I was so in love with E is for Extinction #1 that I was sure that the rest of the series could not live up to the hype of my review of the first issue or my own expectations. Actually, it did both. It is one of the most imaginative X-Men stories of the last two decades, and it also does its source material, the original “E is for Extinction,” proud. I like Ramon Villalobos' crusty take on Frank Quitely's drawing style of the original story. In fact, Chris Burnham and Dennis Culver take Morrison's X-Men in more far-out places than one would expect from writers who are not Morrison.
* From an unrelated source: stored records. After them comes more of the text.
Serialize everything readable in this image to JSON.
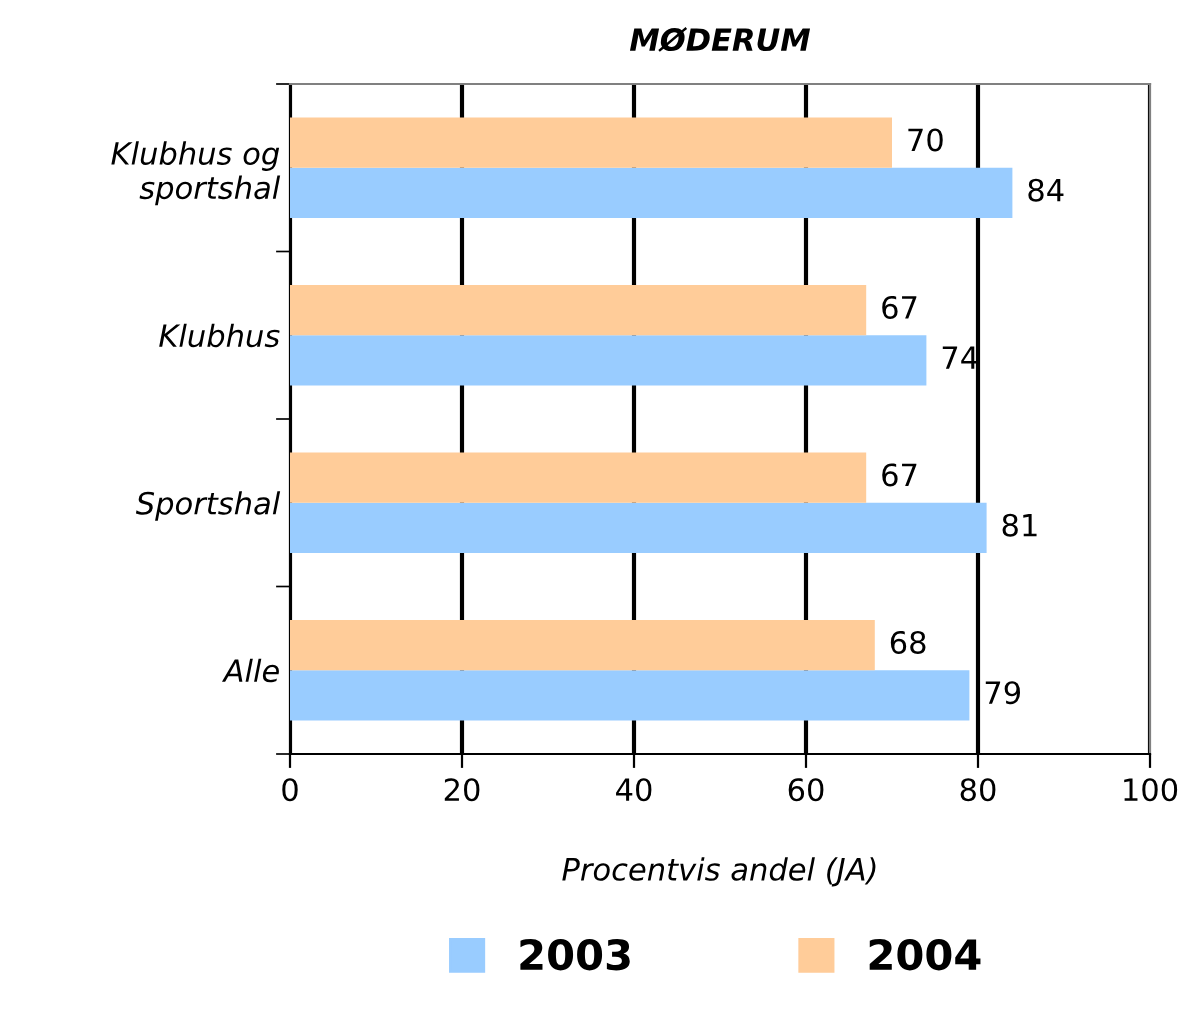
{
  "chart_data": {
    "type": "bar",
    "orientation": "horizontal",
    "title": "MØDERUM",
    "xlabel": "Procentvis andel (JA)",
    "categories": [
      "Klubhus og\nsportshal",
      "Klubhus",
      "Sportshal",
      "Alle"
    ],
    "series": [
      {
        "name": "2003",
        "color": "#99ccff",
        "values": [
          84,
          74,
          81,
          79
        ]
      },
      {
        "name": "2004",
        "color": "#ffcc99",
        "values": [
          70,
          67,
          67,
          68
        ]
      }
    ],
    "xlim": [
      0,
      100
    ],
    "xticks": [
      0,
      20,
      40,
      60,
      80,
      100
    ],
    "grid": "x",
    "legend": "bottom",
    "data_labels": true
  }
}
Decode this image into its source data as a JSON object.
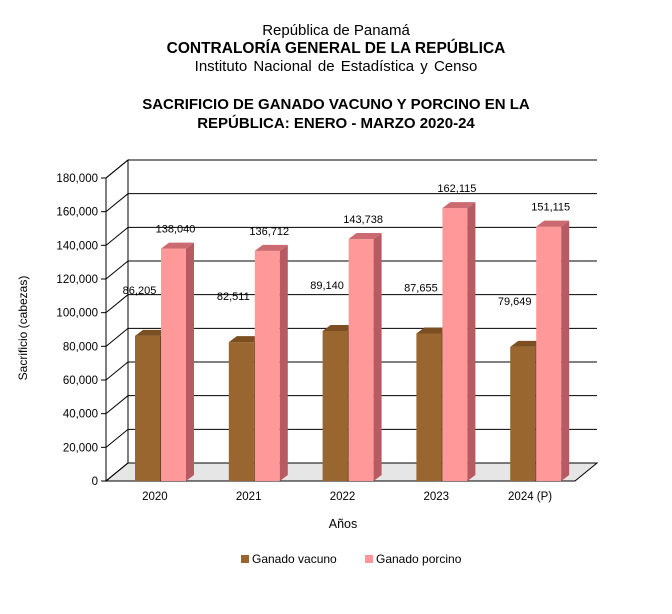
{
  "header": {
    "line1": "República de Panamá",
    "line2": "CONTRALORÍA GENERAL DE LA REPÚBLICA",
    "line3": "Instituto  Nacional  de Estadística  y  Censo"
  },
  "chart_data": {
    "type": "bar",
    "title_line1": "SACRIFICIO DE GANADO VACUNO Y PORCINO EN LA",
    "title_line2": "REPÚBLICA: ENERO - MARZO 2020-24",
    "categories": [
      "2020",
      "2021",
      "2022",
      "2023",
      "2024 (P)"
    ],
    "series": [
      {
        "name": "Ganado vacuno",
        "values": [
          86205,
          82511,
          89140,
          87655,
          79649
        ],
        "labels": [
          "86,205",
          "82,511",
          "89,140",
          "87,655",
          "79,649"
        ],
        "color": "#9a6630",
        "top_color": "#7c4f22",
        "side_color": "#6b4219"
      },
      {
        "name": "Ganado porcino",
        "values": [
          138040,
          136712,
          143738,
          162115,
          151115
        ],
        "labels": [
          "138,040",
          "136,712",
          "143,738",
          "162,115",
          "151,115"
        ],
        "color": "#ff9999",
        "top_color": "#cc6a72",
        "side_color": "#b85a62"
      }
    ],
    "xlabel": "Años",
    "ylabel": "Sacrificio (cabezas)",
    "ylim": [
      0,
      180000
    ],
    "yticks": [
      0,
      20000,
      40000,
      60000,
      80000,
      100000,
      120000,
      140000,
      160000,
      180000
    ],
    "ytick_labels": [
      "0",
      "20,000",
      "40,000",
      "60,000",
      "80,000",
      "100,000",
      "120,000",
      "140,000",
      "160,000",
      "180,000"
    ],
    "grid": true,
    "legend": "bottom"
  }
}
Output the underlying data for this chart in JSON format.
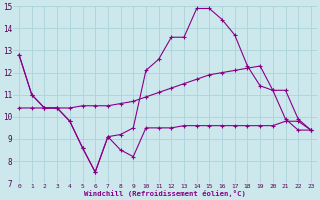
{
  "xlabel": "Windchill (Refroidissement éolien,°C)",
  "background_color": "#cce8ec",
  "grid_color": "#aad4d8",
  "line_color": "#880088",
  "hours": [
    0,
    1,
    2,
    3,
    4,
    5,
    6,
    7,
    8,
    9,
    10,
    11,
    12,
    13,
    14,
    15,
    16,
    17,
    18,
    19,
    20,
    21,
    22,
    23
  ],
  "temp": [
    12.8,
    11.0,
    10.4,
    10.4,
    9.8,
    8.6,
    7.5,
    9.1,
    9.2,
    9.5,
    12.1,
    12.6,
    13.6,
    13.6,
    14.9,
    14.9,
    14.4,
    13.7,
    12.3,
    11.4,
    11.2,
    9.9,
    9.4,
    9.4
  ],
  "windchill": [
    12.8,
    11.0,
    10.4,
    10.4,
    9.8,
    8.6,
    7.5,
    9.1,
    8.5,
    8.2,
    9.5,
    9.5,
    9.5,
    9.6,
    9.6,
    9.6,
    9.6,
    9.6,
    9.6,
    9.6,
    9.6,
    9.8,
    9.8,
    9.4
  ],
  "smooth": [
    10.4,
    10.4,
    10.4,
    10.4,
    10.4,
    10.5,
    10.5,
    10.5,
    10.6,
    10.7,
    10.9,
    11.1,
    11.3,
    11.5,
    11.7,
    11.9,
    12.0,
    12.1,
    12.2,
    12.3,
    11.2,
    11.2,
    9.9,
    9.4
  ],
  "ylim": [
    7,
    15
  ],
  "yticks": [
    7,
    8,
    9,
    10,
    11,
    12,
    13,
    14,
    15
  ],
  "xlim": [
    -0.5,
    23.5
  ]
}
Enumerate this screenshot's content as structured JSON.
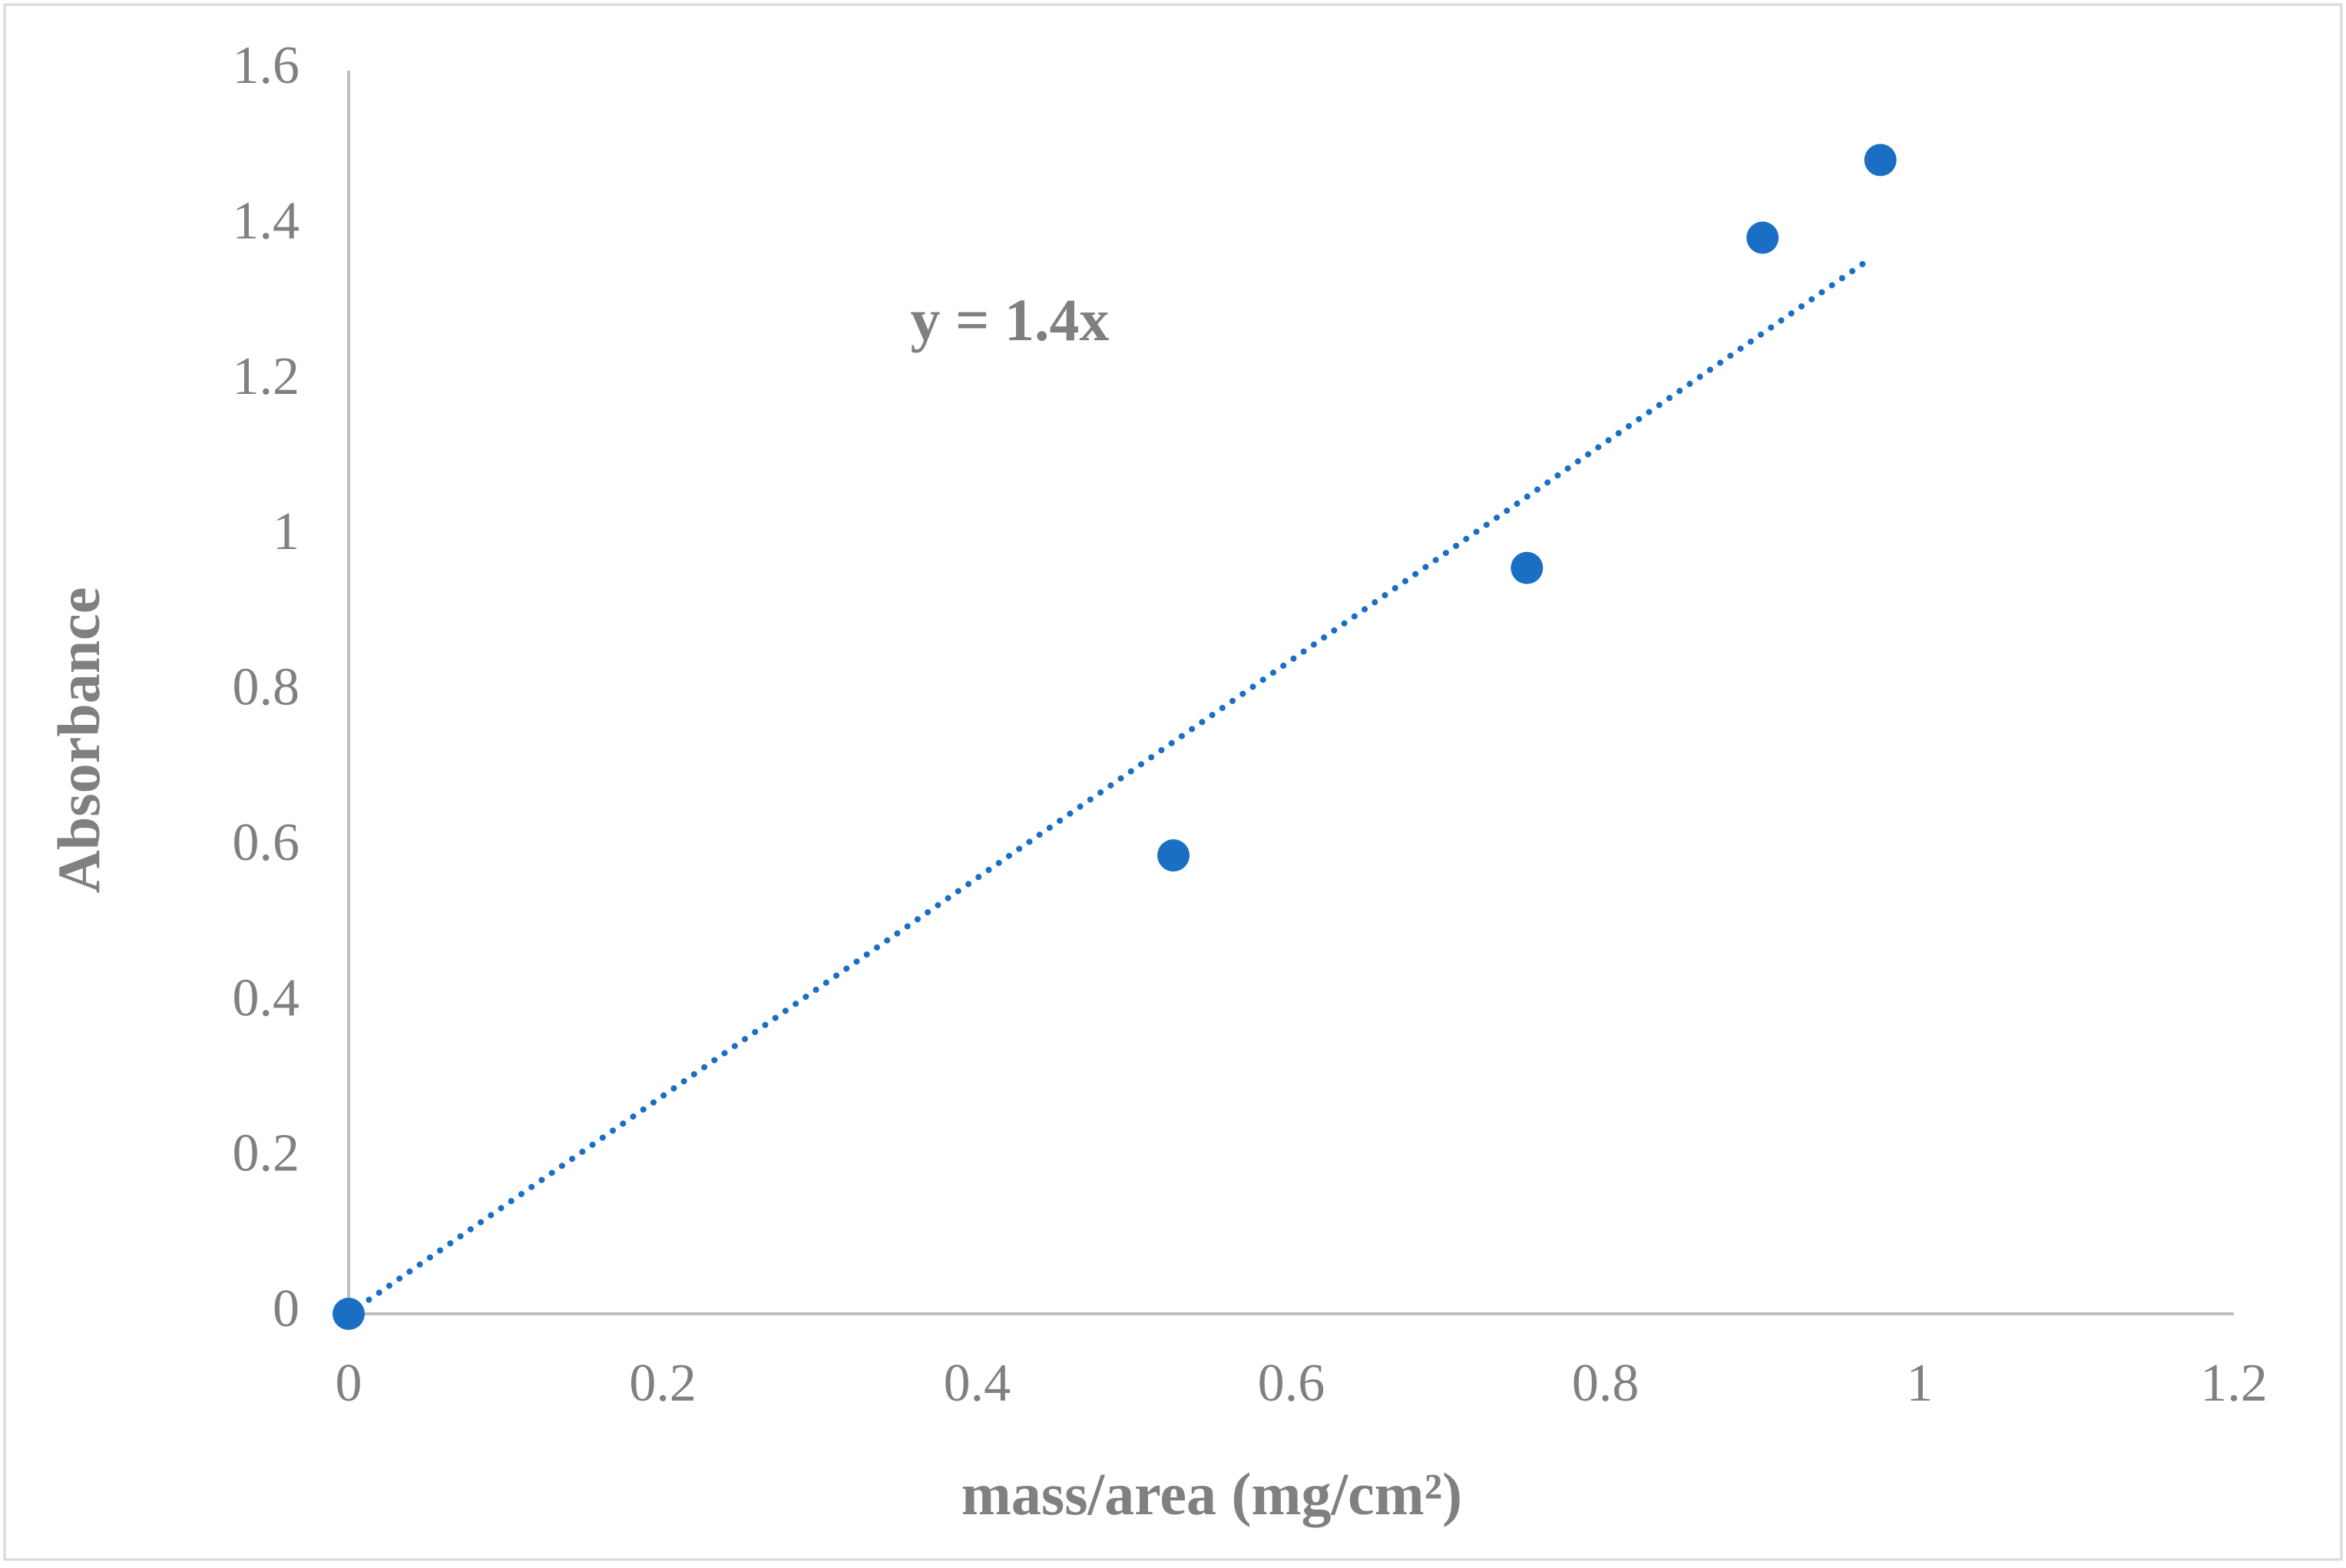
{
  "chart_data": {
    "type": "scatter",
    "x_label": "mass/area (mg/cm²)",
    "y_label": "Absorbance",
    "annotations": [
      {
        "text": "y = 1.4x"
      }
    ],
    "series": [
      {
        "color": "#1a6fc5",
        "x": [
          0,
          0.525,
          0.75,
          0.9,
          0.975
        ],
        "values": [
          0,
          0.59,
          0.96,
          1.385,
          1.485
        ]
      }
    ],
    "trendline": {
      "color": "#1a6fc5",
      "style": "dotted",
      "x": [
        0,
        0.97
      ],
      "values": [
        0,
        1.36
      ]
    },
    "xlim": [
      0,
      1.2
    ],
    "xticks": [
      0,
      0.2,
      0.4,
      0.6,
      0.8,
      1,
      1.2
    ],
    "ylim": [
      0,
      1.6
    ],
    "yticks": [
      0,
      0.2,
      0.4,
      0.6,
      0.8,
      1,
      1.2,
      1.4,
      1.6
    ],
    "grid": false
  }
}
Another surprising thing, E is for Extinction is funny (as was the 2001 story). Its sparkling sense of humor permeates even the most gruesome battles in this story. It is as if E is for Extinction #4 revels in the idea that the antagonists in this series cannot see that their actions, well-intentioned or not, are making their goals unreachable. It's a shame that there will not be more of this (I assume), but a trade collection will make this exceptional comic book series available for even more readers to discover it. And E is for Extinction deserves to be discovered, my X-Men readers.